Dans le cadre de l’instance, la région fait alors valoir que le rapport d’expertise ainsi que les pièces faisant état d’éléments issus de cette médiation, dont les requérantes se prévalent, doivent être écartés des débats dès lors qu’ils sont couverts par la confidentialité des échanges intervenus au cours de la médiation.

Pour rappel, la médiation est définie par l’article L. 213-1 du code de justice administrative comme « tout processus structuré, quelle qu’en soit la dénomination, par lequel deux ou plusieurs parties tentent de parvenir à un accord en vue de la résolution amiable de leurs différends, avec l’aide d’un tiers, le médiateur, choisi par elles ou désigné, avec leur accord, par la juridiction ».

Une médiation peut avoir lieu à l’initiative des parties en dehors de toute procédure juridictionnelle 2)Cf. art. L. 213-5 du code de justice administrative. ou sur proposition du juge administratif saisi s’il estime que le litige est susceptible de trouver une issue amiable 3)Cf. art. R. 213-5 du code de justice administrative.. Il existe également certains cas dans lesquels la médiation est un préalable obligatoire à toute saisine du juge 4)Liste des cas particuliers prévue par le décret n° 2022-433 du 25 mars 2022 relatif à la procédure de médiation préalable obligatoire applicable à certains litiges de la fonction publique et à certains litiges sociaux..

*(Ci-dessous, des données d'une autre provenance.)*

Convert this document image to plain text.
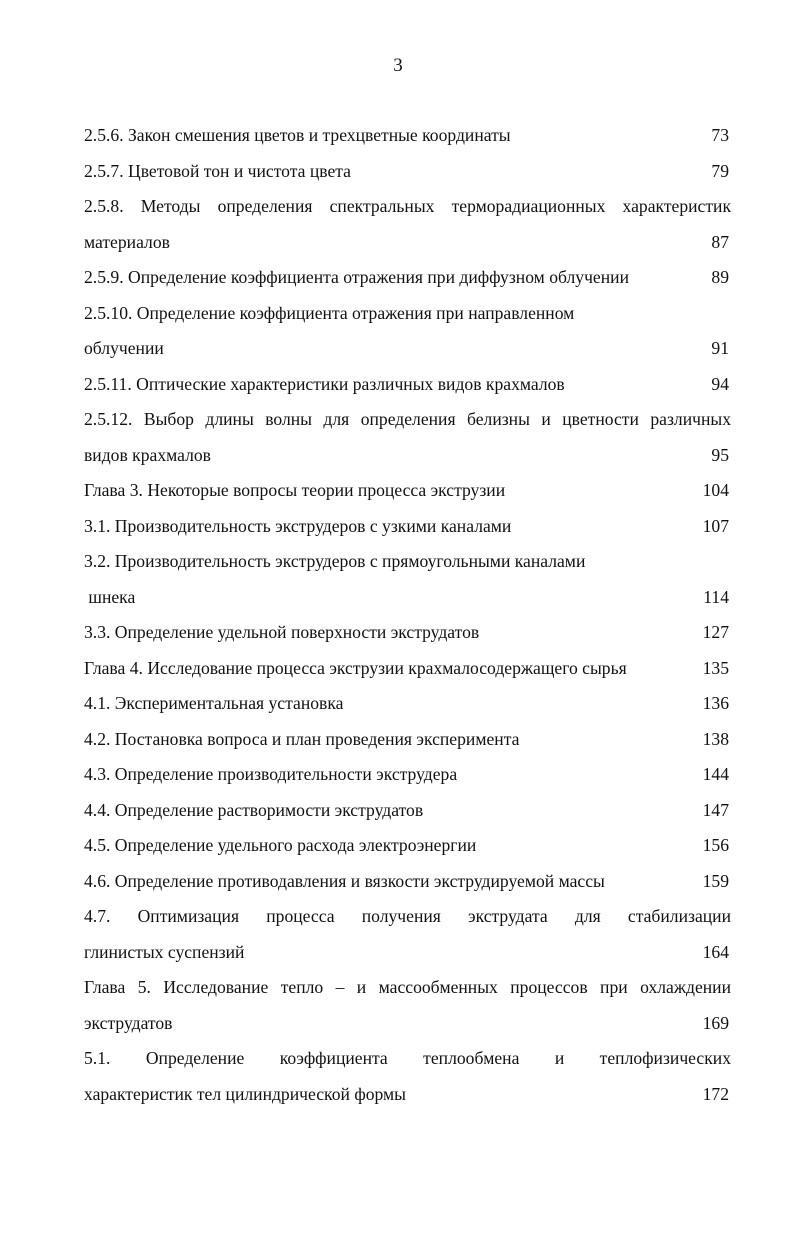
3
2.5.6. Закон смешения цветов и трехцветные координаты	73
2.5.7. Цветовой тон и чистота цвета	79
2.5.8. Методы определения спектральных терморадиационных характеристик
материалов	87
2.5.9. Определение коэффициента отражения при диффузном облучении	89
2.5.10. Определение коэффициента отражения при направленном
облучении	91
2.5.11. Оптические характеристики различных видов крахмалов	94
2.5.12. Выбор длины волны для определения белизны и цветности различных
видов крахмалов	95
Глава 3. Некоторые вопросы теории процесса экструзии	104
3.1. Производительность экструдеров с узкими каналами	107
3.2. Производительность экструдеров с прямоугольными каналами
шнека	114
3.3. Определение удельной поверхности экструдатов	127
Глава 4. Исследование процесса экструзии крахмалосодержащего сырья	135
4.1. Экспериментальная установка	136
4.2. Постановка вопроса и план проведения эксперимента	138
4.3. Определение производительности экструдера	144
4.4. Определение растворимости экструдатов	147
4.5. Определение удельного расхода электроэнергии	156
4.6. Определение противодавления и вязкости экструдируемой массы	159
4.7. Оптимизация процесса получения экструдата для стабилизации
глинистых суспензий	164
Глава 5. Исследование тепло – и массообменных процессов при охлаждении
экструдатов	169
5.1. Определение коэффициента теплообмена и теплофизических
характеристик тел цилиндрической формы	172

Aux termes de l’article L. 213-2 du code de justice administrative :

« Sauf accord contraire des parties, la médiation est soumise au principe de confidentialité. Les constatations du médiateur et les déclarations recueillies au cours de la médiation ne peuvent être divulguées aux tiers ni invoquées ou produites dans le cadre d’une instance juridictionnelle ou arbitrale sans l’accord des parties.

Il est fait exception au deuxième alinéa dans les cas suivants :

1° En présence de raisons impérieuses d’ordre public ou de motifs liés à la protection de l’intérêt supérieur de l’enfant ou à l’intégrité physique ou psychologique d’une personne ;

2° Lorsque la révélation de l’existence ou la divulgation du contenu de l’accord issu de la médiation est nécessaire pour sa mise en œuvre ».

En l’espèce, pour déterminer si le rapport d’expertise en cause est soumis à cette obligation de confidentialité ou non, le tribunal s’est posé la question de savoir, d’une part, à quelles conditions une pièce, des observations ou un élément d’analyse issus d’un processus de médiation peuvent être considérés comme une constatation du médiateur ou des déclarations recueillies au cours de la médiation au sens des dispositions précitées, et d’autre part, si un rapport d’expertise ne peut être considéré comme tel, peut-il être soumis au débat contradictoire dans la mesure où il procède seulement à une analyse factuelle et technique des prétentions des parties ?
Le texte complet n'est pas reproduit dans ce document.